The company did buy about 150 houses along the route of the spill, but not BarlondSmith’s mobile home. Her husband says they felt abandoned by the company and the government.
“We were pretty much alone. They did not help us at all,” says Michelle’s husband, Tracy Smith.
David Daniel says he’s haunted by their stories and what he saw in Michigan.
“I learned that this is a whole new monster than what folks in Texas are used to dealing with,” Daniel says. “This is not a regular crude oil pipeline. This is something completely different. It’s not being treated differently.”
The Canadian pipeline company involved in the Michigan spill is not the same company David Daniel is dealing with; he’s dealing with TransCanada.
TransCanada’s representatives say their company is trying to learn as much as it can from the Kalamazoo spill, but they also stress that their Keystone pipelines should not be compared with the 40-year-old one that busted.
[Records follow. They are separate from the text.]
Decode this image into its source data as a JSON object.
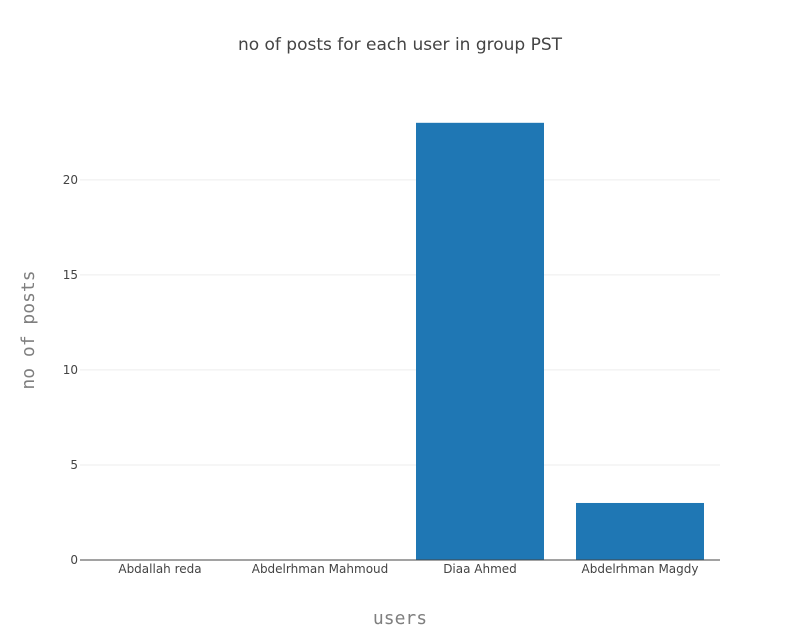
{
  "chart_data": {
    "type": "bar",
    "title": "no of posts for each user in group PST",
    "xlabel": "users",
    "ylabel": "no of posts",
    "categories": [
      "Abdallah reda",
      "Abdelrhman Mahmoud",
      "Diaa Ahmed",
      "Abdelrhman Magdy"
    ],
    "values": [
      0,
      0,
      23,
      3
    ],
    "ylim": [
      0,
      24.2
    ],
    "yticks": [
      0,
      5,
      10,
      15,
      20
    ],
    "grid": true,
    "bar_color": "#1f77b4"
  }
}
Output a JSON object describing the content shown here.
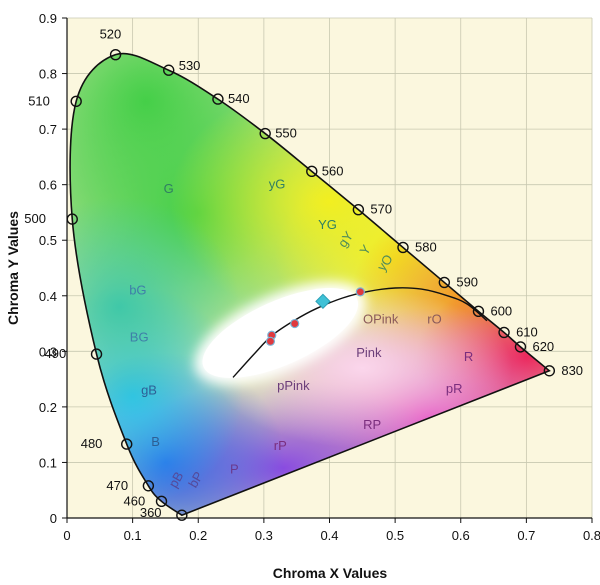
{
  "chart_data": {
    "type": "scatter",
    "title": "",
    "xlabel": "Chroma X Values",
    "ylabel": "Chroma Y Values",
    "xlim": [
      0,
      0.8
    ],
    "ylim": [
      0,
      0.9
    ],
    "x_ticks": [
      "0",
      "0.1",
      "0.2",
      "0.3",
      "0.4",
      "0.5",
      "0.6",
      "0.7",
      "0.8"
    ],
    "y_ticks": [
      "0",
      "0.1",
      "0.2",
      "0.3",
      "0.4",
      "0.5",
      "0.6",
      "0.7",
      "0.8",
      "0.9"
    ],
    "grid": true,
    "spectral_locus": [
      {
        "label": "360",
        "x": 0.175,
        "y": 0.005
      },
      {
        "label": "460",
        "x": 0.144,
        "y": 0.03
      },
      {
        "label": "470",
        "x": 0.124,
        "y": 0.058
      },
      {
        "label": "480",
        "x": 0.091,
        "y": 0.133
      },
      {
        "label": "490",
        "x": 0.045,
        "y": 0.295
      },
      {
        "label": "500",
        "x": 0.008,
        "y": 0.538
      },
      {
        "label": "510",
        "x": 0.014,
        "y": 0.75
      },
      {
        "label": "520",
        "x": 0.074,
        "y": 0.834
      },
      {
        "label": "530",
        "x": 0.155,
        "y": 0.806
      },
      {
        "label": "540",
        "x": 0.23,
        "y": 0.754
      },
      {
        "label": "550",
        "x": 0.302,
        "y": 0.692
      },
      {
        "label": "560",
        "x": 0.373,
        "y": 0.624
      },
      {
        "label": "570",
        "x": 0.444,
        "y": 0.555
      },
      {
        "label": "580",
        "x": 0.512,
        "y": 0.487
      },
      {
        "label": "590",
        "x": 0.575,
        "y": 0.424
      },
      {
        "label": "600",
        "x": 0.627,
        "y": 0.372
      },
      {
        "label": "610",
        "x": 0.666,
        "y": 0.334
      },
      {
        "label": "620",
        "x": 0.691,
        "y": 0.308
      },
      {
        "label": "830",
        "x": 0.735,
        "y": 0.265
      }
    ],
    "planckian_locus": [
      {
        "x": 0.253,
        "y": 0.253
      },
      {
        "x": 0.285,
        "y": 0.295
      },
      {
        "x": 0.313,
        "y": 0.329
      },
      {
        "x": 0.347,
        "y": 0.356
      },
      {
        "x": 0.38,
        "y": 0.377
      },
      {
        "x": 0.42,
        "y": 0.396
      },
      {
        "x": 0.46,
        "y": 0.408
      },
      {
        "x": 0.5,
        "y": 0.414
      },
      {
        "x": 0.54,
        "y": 0.412
      },
      {
        "x": 0.58,
        "y": 0.4
      },
      {
        "x": 0.61,
        "y": 0.385
      },
      {
        "x": 0.64,
        "y": 0.355
      }
    ],
    "points": [
      {
        "x": 0.312,
        "y": 0.329,
        "color": "#e0393e"
      },
      {
        "x": 0.31,
        "y": 0.318,
        "color": "#e0393e"
      },
      {
        "x": 0.347,
        "y": 0.35,
        "color": "#e0393e"
      },
      {
        "x": 0.447,
        "y": 0.407,
        "color": "#e0393e"
      },
      {
        "x": 0.39,
        "y": 0.39,
        "color": "#3fc1d6",
        "marker": "diamond"
      }
    ],
    "regions": [
      {
        "label": "G",
        "x": 0.155,
        "y": 0.585,
        "color": "#2f7f62"
      },
      {
        "label": "yG",
        "x": 0.32,
        "y": 0.593,
        "color": "#2f7f62"
      },
      {
        "label": "YG",
        "x": 0.397,
        "y": 0.52,
        "color": "#2f7f62"
      },
      {
        "label": "gY",
        "x": 0.43,
        "y": 0.497,
        "color": "#4f8b5a",
        "rotate": -55
      },
      {
        "label": "Y",
        "x": 0.46,
        "y": 0.478,
        "color": "#4f8b5a",
        "rotate": -55
      },
      {
        "label": "yO",
        "x": 0.49,
        "y": 0.455,
        "color": "#4f8b5a",
        "rotate": -55
      },
      {
        "label": "bG",
        "x": 0.108,
        "y": 0.402,
        "color": "#3f7fa8"
      },
      {
        "label": "BG",
        "x": 0.11,
        "y": 0.318,
        "color": "#3f7fa8"
      },
      {
        "label": "gB",
        "x": 0.125,
        "y": 0.222,
        "color": "#2d5f95"
      },
      {
        "label": "B",
        "x": 0.135,
        "y": 0.13,
        "color": "#2d5f95"
      },
      {
        "label": "pB",
        "x": 0.172,
        "y": 0.065,
        "color": "#544a9a",
        "rotate": -60
      },
      {
        "label": "bP",
        "x": 0.202,
        "y": 0.065,
        "color": "#544a9a",
        "rotate": -60
      },
      {
        "label": "P",
        "x": 0.255,
        "y": 0.08,
        "color": "#6a3a8e"
      },
      {
        "label": "rP",
        "x": 0.325,
        "y": 0.122,
        "color": "#7a2e7e"
      },
      {
        "label": "RP",
        "x": 0.465,
        "y": 0.16,
        "color": "#7a2e7e"
      },
      {
        "label": "pPink",
        "x": 0.345,
        "y": 0.23,
        "color": "#6c3e7a"
      },
      {
        "label": "Pink",
        "x": 0.46,
        "y": 0.29,
        "color": "#6c3e7a"
      },
      {
        "label": "pR",
        "x": 0.59,
        "y": 0.225,
        "color": "#7a2e7e"
      },
      {
        "label": "R",
        "x": 0.612,
        "y": 0.283,
        "color": "#7a2e7e"
      },
      {
        "label": "OPink",
        "x": 0.478,
        "y": 0.35,
        "color": "#8a5a5a"
      },
      {
        "label": "rO",
        "x": 0.56,
        "y": 0.35,
        "color": "#8a5a5a"
      }
    ]
  },
  "colors": {
    "background": "#fbf7de",
    "grid": "#c8c8b0",
    "locus": "#111111",
    "white_point_region": "#ffffff"
  }
}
“The new pipelines we want to build are going to be the newest and safest pipelines ever built in the U.S.,” says Grady Semmens, a spokesman for TransCanada. “They’ll be a lot newer than that line that Enbridge operates. And we’re quite confident that any incident even approaching that scale will be very quickly identified and responded to by TransCanada.”
TransCanada studied the chance that its new Keystone pipeline system could rupture. It predicted, in a report to the U.S. State Department, that a big spill could come twice every 10 years somewhere along the length of the system, from Canada to the Gulf of Mexico.